M. Hugo Vandenberghe déclare qu'il ne déposera pas d'amendement visant à interdire l'extradition vers les États où la peine de mort est appliquée si une majorité suffisamment large ne se dégage pas en ce sens en commission. Sans vouloir en faire une croisade, l'intervenant met néanmoins en garde contre les contestations que suscitera l'absence d'une telle disposition constitutionnelle. Certains avocats déduiront de l'abolition pure et simple de la peine de mort que toute extradition vers un État où cette peine est exécutée est absolument exclue. D'autres allégueront au contraire, avec une égale conviction, que l'absence de disposition constitutionnelle explicite signifie que l'extradition d'une personne pour un fait qui peut lui valoir une condamnation à mort, est possible. Invoquant l'opinion divisée du Parlement belge, ils soutiendront que le vote de la proposition visant à abolir la peine de mort n'implique pas ipso facto que l'extradition pour un fait passible de la peine de mort soit exclue en toute circonstance.

Mme Annemie Van de Casteele se rallie à l'argumentation de M. Vandenberghe. Le rapport de la Chambre laisse effectivement planer l'incertitude sur les raisons exactes qui ont amené la commission compétente à ne pas acquiescer à la proposition visant à interdire l'extradition vers les États où la peine de mort est exécutée. Il en résultera inévitablement des malentendus. Elle n'est cependant pas hostile à la suggestion de la vice-première ministre et ministre de la Justice de voter immédiatement le projet de texte à l'examen, en raison de sa valeur symbolique, et d'ouvrir ensuite le débat sur la modification de l'article 14bis de la Constitution.

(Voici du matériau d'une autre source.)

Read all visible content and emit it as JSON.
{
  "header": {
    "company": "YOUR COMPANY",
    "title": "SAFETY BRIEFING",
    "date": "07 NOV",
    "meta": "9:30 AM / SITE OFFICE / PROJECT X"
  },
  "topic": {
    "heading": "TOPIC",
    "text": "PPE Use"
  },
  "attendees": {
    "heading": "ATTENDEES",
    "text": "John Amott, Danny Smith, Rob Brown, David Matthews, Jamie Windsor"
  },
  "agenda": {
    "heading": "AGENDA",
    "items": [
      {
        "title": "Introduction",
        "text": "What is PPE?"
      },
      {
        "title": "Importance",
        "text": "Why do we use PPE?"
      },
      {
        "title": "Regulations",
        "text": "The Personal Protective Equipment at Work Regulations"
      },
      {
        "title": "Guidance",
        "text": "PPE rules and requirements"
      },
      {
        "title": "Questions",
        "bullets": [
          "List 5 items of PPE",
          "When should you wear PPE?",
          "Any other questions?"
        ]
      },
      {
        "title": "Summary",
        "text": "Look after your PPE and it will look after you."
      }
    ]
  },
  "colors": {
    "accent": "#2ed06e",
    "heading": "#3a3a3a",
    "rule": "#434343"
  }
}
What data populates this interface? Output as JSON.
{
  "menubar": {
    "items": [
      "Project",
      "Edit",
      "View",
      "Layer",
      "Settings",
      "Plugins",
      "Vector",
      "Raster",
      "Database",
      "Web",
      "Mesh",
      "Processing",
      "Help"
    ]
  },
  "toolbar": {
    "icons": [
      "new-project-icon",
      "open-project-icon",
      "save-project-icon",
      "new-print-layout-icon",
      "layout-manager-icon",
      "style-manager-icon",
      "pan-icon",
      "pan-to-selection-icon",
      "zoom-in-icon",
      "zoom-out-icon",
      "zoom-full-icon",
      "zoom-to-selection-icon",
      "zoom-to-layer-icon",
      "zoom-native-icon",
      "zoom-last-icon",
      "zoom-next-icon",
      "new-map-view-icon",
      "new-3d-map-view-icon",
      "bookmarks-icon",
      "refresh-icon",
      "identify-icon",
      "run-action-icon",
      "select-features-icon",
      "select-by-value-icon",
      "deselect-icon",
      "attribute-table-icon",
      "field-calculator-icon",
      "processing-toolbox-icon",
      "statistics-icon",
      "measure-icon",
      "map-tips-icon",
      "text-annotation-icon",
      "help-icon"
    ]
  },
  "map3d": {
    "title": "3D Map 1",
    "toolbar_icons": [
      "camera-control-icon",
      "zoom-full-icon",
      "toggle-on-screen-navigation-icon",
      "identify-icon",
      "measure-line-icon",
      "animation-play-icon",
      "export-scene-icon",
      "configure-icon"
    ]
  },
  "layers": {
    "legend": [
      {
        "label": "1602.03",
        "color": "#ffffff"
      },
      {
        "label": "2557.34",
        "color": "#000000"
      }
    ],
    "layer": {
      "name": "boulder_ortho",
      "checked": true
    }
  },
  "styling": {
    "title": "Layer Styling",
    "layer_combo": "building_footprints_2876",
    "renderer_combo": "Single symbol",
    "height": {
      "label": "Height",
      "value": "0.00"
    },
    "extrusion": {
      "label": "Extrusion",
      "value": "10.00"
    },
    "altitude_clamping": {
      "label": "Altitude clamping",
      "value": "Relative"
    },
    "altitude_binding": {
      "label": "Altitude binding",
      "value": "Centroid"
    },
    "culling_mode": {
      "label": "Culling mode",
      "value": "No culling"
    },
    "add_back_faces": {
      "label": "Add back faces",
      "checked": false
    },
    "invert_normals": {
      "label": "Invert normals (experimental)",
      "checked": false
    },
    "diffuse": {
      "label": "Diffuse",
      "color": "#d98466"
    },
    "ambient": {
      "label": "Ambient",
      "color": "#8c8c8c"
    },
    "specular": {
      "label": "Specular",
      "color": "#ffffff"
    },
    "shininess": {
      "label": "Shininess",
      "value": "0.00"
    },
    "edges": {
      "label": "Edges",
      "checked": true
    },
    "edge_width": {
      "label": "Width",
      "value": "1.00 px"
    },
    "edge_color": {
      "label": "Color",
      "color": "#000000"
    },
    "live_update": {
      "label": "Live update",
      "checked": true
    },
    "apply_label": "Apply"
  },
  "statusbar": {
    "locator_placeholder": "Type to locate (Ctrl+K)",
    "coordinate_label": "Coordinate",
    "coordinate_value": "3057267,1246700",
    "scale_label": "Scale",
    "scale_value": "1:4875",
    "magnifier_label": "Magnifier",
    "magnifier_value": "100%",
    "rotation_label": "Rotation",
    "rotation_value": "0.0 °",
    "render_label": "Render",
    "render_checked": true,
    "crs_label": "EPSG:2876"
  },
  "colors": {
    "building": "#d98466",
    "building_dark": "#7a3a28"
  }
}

La commission partage presque unanimement cet avis.

IV. VOTE

L'article unique est adopté par 11 voix et 1 abstention.


Confiance a été faite au rapporteur pour la rédaction du présent rapport.

Le rapporteur, La présidente,
Philippe MOUREAUX. Anne-Marie LIZIN.

Le texte adopté par la commission
est identique au texte
transmis par la Chambre des représentants
(voir doc. Sénat, nº 3-601/1 — 2003/2004)


(1) Voir également le Protocole nº 6 du 28 avril 1983 concernant l'abolition de la peine de mort et le Protocole nº 13 du 3 mai 2002 concernant l'abolition de la peine de mort en toutes circonstances.